The fret markers are happy face stickers, 



The "Finished" Product
I strung the guitar up with some Ernie Ball regular slinky strings that I had, tuned it to open G, and plugged it in.  Amazingly, it worked!  I used a lug from a socket wrench set as my slide (until I bought some actual slides).  The fret markers are surprisingly true, so when I put the slide over the frets, the guitar is actually in tune.  The Dimarzio has a lot of bite when I crank up the gain on my amp.  I had to run a ground wire to get rid of a little hum. 

I actually did this project a few years ago which you might be able to tell by the dust in the pictures.  A lot of the things I thought were going to be temporary, (e.g. the unfinished finish, the paper fretboard, etc.) have stayed, so far.  I drilled a hole and strung some leather through it so I could hang the guitar. 

Clyde the Slide
looks kind of like a Chapman Stick.
 
 

I name all of my guitars, and old Clyde is still doing well.  But I'll save more recent activities for future posts.  

Saturday, August 8, 2015

The Embers: the song I want played at my funeral.
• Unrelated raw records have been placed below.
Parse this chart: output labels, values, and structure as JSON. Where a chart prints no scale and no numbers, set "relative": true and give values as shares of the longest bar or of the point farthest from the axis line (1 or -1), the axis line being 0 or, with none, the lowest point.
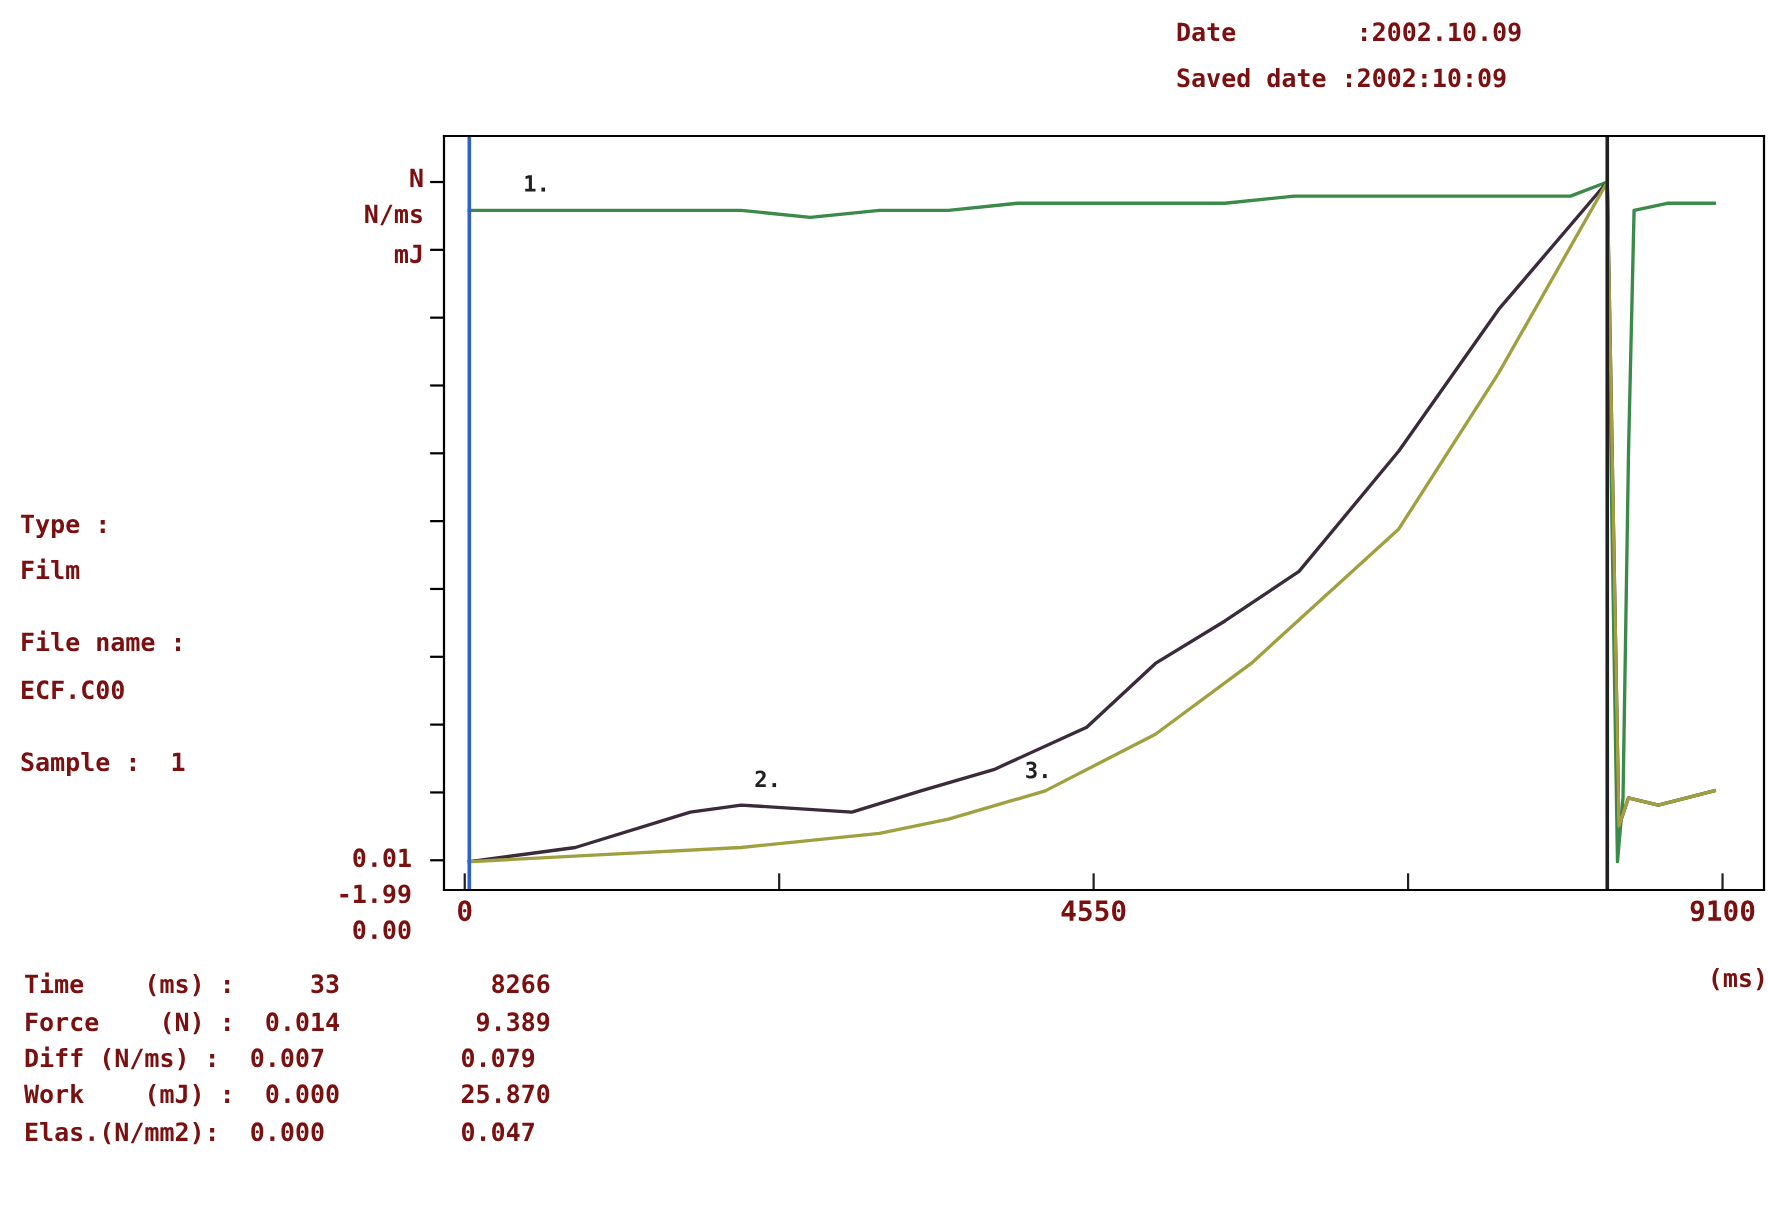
{
  "chart_data": {
    "type": "line",
    "relative": true,
    "xlabel": "(ms)",
    "xlim": [
      -150,
      9400
    ],
    "xticks": [
      0,
      {
        "value": 2275,
        "label": null
      },
      4550,
      {
        "value": 6825,
        "label": null
      },
      9100
    ],
    "grid": false,
    "legend": false,
    "marker": "none",
    "line_style": "solid",
    "series": [
      {
        "name": "1.",
        "color": "#3a8a4a",
        "x": [
          33,
          500,
          1000,
          1500,
          2000,
          2500,
          3000,
          3500,
          4000,
          4500,
          5000,
          5500,
          6000,
          6500,
          7000,
          7500,
          8000,
          8266,
          8300,
          8340,
          8380,
          8420,
          8460,
          8700,
          9040
        ],
        "values": [
          0.96,
          0.96,
          0.96,
          0.96,
          0.96,
          0.95,
          0.96,
          0.96,
          0.97,
          0.97,
          0.97,
          0.97,
          0.98,
          0.98,
          0.98,
          0.98,
          0.98,
          1.0,
          0.52,
          0.04,
          0.13,
          0.62,
          0.96,
          0.97,
          0.97
        ]
      },
      {
        "name": "2.",
        "color": "#3a2a3a",
        "x": [
          33,
          800,
          1632,
          2000,
          2801,
          3300,
          3827,
          4500,
          4997,
          5500,
          6036,
          6758,
          7480,
          8266,
          8350,
          8419,
          8635,
          9040
        ],
        "values": [
          0.04,
          0.06,
          0.11,
          0.12,
          0.11,
          0.14,
          0.17,
          0.23,
          0.32,
          0.38,
          0.45,
          0.62,
          0.82,
          1.0,
          0.09,
          0.13,
          0.12,
          0.14
        ]
      },
      {
        "name": "3.",
        "color": "#a0a040",
        "x": [
          33,
          1000,
          2000,
          3000,
          3500,
          4200,
          4997,
          5690,
          6758,
          7480,
          8266,
          8350,
          8419,
          8635,
          9040
        ],
        "values": [
          0.04,
          0.05,
          0.06,
          0.08,
          0.1,
          0.14,
          0.22,
          0.32,
          0.51,
          0.73,
          1.0,
          0.09,
          0.13,
          0.12,
          0.14
        ]
      }
    ],
    "ref_lines": [
      {
        "axis": "x",
        "value": 33,
        "color": "#3060d0"
      },
      {
        "axis": "x",
        "value": 8266,
        "color": "#202020"
      }
    ],
    "annotations": [
      "Date        :2002.10.09",
      "Saved date :2002:10:09",
      "N",
      "N/ms",
      "mJ",
      "0.01",
      "-1.99",
      "0.00",
      "Type :",
      "Film",
      "File name :",
      "ECF.C00",
      "Sample :  1",
      "Time    (ms) :     33          8266",
      "Force    (N) :  0.014         9.389",
      "Diff (N/ms) :  0.007         0.079",
      "Work    (mJ) :  0.000        25.870",
      "Elas.(N/mm2):  0.000         0.047"
    ]
  }
}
I refound the song I want played at my funeral.  It is called, "The Embers" and it was written by Billy Cowsill and Jeffrey Hatcher.  The version I know is by Jim Byrnes from his Fresh Horses CD.*

I first heard the song when Byrnes played it at a concert I attended at the Terry Fox theatre.  I don't know if it was poorly promoted or not, but there were maybe twelve people in attendance.  Byrnes, Jesse Zubot, and Steve Dawson still put on a great, intimate show.  When they played "The Embers", it was one of those magical moments.  Maybe it was because there were so few people, it felt moving and personal, like coming across a unicorn in a forest, and you look around like, "Is anyone else seeing this?"  During the performance, Dawson played a slow slide solo on his Weissenborn which unfortunately is not on the CD, but captured somewhat in my memory.  I bought the CD at the end of the show, and the trio signed it. 

Lyrically, the song does not capture my view on love and life, but it does have the right feel for my view on love and death.





*It might be out of print, so you can find it in the first binder of CDs in the computer room.